In the Introduction, the volume’s editors Funk, Good and Berry claim that “trauma that is not transformed is transferred” (19), implying harmful effects of unprocessed traumatic experiences on the individual and social level, for which Bosnia and Herzegovina serves as a case in point. Although more knowledge about the effects of trauma and coping with it may bring about better peacebuilding, the specific policy recommendations of the volume remain very vague.

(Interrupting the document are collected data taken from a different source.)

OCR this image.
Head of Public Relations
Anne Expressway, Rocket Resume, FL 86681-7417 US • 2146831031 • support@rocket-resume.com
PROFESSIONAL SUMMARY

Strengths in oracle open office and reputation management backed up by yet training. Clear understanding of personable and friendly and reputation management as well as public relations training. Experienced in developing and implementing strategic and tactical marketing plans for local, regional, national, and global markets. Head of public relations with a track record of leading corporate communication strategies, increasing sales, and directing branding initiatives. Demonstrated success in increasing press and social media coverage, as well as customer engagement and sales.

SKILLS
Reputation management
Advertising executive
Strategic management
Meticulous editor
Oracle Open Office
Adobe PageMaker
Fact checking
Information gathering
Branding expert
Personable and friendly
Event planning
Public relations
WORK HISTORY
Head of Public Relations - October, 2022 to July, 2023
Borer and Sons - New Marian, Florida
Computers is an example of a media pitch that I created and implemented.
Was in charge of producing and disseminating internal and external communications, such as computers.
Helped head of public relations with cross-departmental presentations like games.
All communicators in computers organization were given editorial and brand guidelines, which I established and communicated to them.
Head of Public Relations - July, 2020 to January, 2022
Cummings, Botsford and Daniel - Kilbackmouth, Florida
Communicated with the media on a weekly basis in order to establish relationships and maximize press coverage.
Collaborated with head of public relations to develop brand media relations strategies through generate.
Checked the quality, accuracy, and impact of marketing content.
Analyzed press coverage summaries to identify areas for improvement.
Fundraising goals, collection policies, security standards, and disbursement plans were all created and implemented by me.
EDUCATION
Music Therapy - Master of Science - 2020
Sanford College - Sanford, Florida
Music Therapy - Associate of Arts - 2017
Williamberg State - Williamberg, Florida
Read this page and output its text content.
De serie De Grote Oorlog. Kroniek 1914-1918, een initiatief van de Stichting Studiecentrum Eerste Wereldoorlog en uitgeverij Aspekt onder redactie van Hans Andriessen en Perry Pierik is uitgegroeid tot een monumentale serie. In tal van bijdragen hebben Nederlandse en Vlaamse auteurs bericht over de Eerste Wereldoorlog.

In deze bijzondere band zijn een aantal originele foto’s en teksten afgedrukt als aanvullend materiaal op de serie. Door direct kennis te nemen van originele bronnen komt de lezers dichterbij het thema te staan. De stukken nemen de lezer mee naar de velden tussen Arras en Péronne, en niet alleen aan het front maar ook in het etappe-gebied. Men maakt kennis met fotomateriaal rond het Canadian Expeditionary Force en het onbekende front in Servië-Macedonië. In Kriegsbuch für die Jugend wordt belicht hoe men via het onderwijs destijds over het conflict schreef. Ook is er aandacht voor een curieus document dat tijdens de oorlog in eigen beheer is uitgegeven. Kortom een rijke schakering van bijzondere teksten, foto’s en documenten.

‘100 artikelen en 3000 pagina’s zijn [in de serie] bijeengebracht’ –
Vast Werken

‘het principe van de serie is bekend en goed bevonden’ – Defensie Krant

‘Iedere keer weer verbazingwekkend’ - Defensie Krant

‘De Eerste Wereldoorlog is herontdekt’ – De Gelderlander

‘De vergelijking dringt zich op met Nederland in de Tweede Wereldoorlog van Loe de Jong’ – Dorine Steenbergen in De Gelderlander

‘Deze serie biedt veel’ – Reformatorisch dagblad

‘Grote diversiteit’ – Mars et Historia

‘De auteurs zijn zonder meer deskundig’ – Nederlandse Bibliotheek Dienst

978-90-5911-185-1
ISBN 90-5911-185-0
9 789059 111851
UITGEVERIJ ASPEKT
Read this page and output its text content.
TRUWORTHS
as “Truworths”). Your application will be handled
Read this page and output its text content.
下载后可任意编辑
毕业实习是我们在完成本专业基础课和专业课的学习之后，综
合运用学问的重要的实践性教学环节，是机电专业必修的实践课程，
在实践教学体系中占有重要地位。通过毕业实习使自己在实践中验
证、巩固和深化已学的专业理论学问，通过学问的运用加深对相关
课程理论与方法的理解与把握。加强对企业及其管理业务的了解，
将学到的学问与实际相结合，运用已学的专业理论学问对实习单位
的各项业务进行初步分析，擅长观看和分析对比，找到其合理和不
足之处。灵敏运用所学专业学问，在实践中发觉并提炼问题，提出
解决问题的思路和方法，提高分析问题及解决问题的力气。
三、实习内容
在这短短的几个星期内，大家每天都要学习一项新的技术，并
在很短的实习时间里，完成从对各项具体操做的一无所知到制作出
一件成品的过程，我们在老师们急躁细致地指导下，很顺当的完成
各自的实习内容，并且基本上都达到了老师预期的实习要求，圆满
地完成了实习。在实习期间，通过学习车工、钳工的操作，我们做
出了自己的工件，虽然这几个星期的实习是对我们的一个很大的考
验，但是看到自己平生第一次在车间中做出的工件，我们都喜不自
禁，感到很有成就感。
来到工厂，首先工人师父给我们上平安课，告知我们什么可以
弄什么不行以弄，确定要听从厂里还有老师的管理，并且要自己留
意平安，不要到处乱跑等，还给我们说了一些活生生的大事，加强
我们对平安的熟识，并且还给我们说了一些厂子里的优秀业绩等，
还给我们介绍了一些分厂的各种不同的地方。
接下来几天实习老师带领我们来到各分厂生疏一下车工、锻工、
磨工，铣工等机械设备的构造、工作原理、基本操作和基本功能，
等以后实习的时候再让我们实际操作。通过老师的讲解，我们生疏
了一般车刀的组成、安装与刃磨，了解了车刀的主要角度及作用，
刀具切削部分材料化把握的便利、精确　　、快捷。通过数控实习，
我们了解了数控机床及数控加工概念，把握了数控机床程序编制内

One piece of advice for peacebuilding initiatives reads for instance: stop promoting forget and forgive (26), but acknowledge the different subjective stories of victims and recognize their long-lasting harms instead. It seems that the concept of trauma in peacebuilding, like in cultural trauma theory, has become a vehicle for political demands for recognition and rights. Or in other words, including trauma work in peacebuilding projects and research serves as a means to discuss unresolved questions about inclusion, identity and belonging again, but in a different way.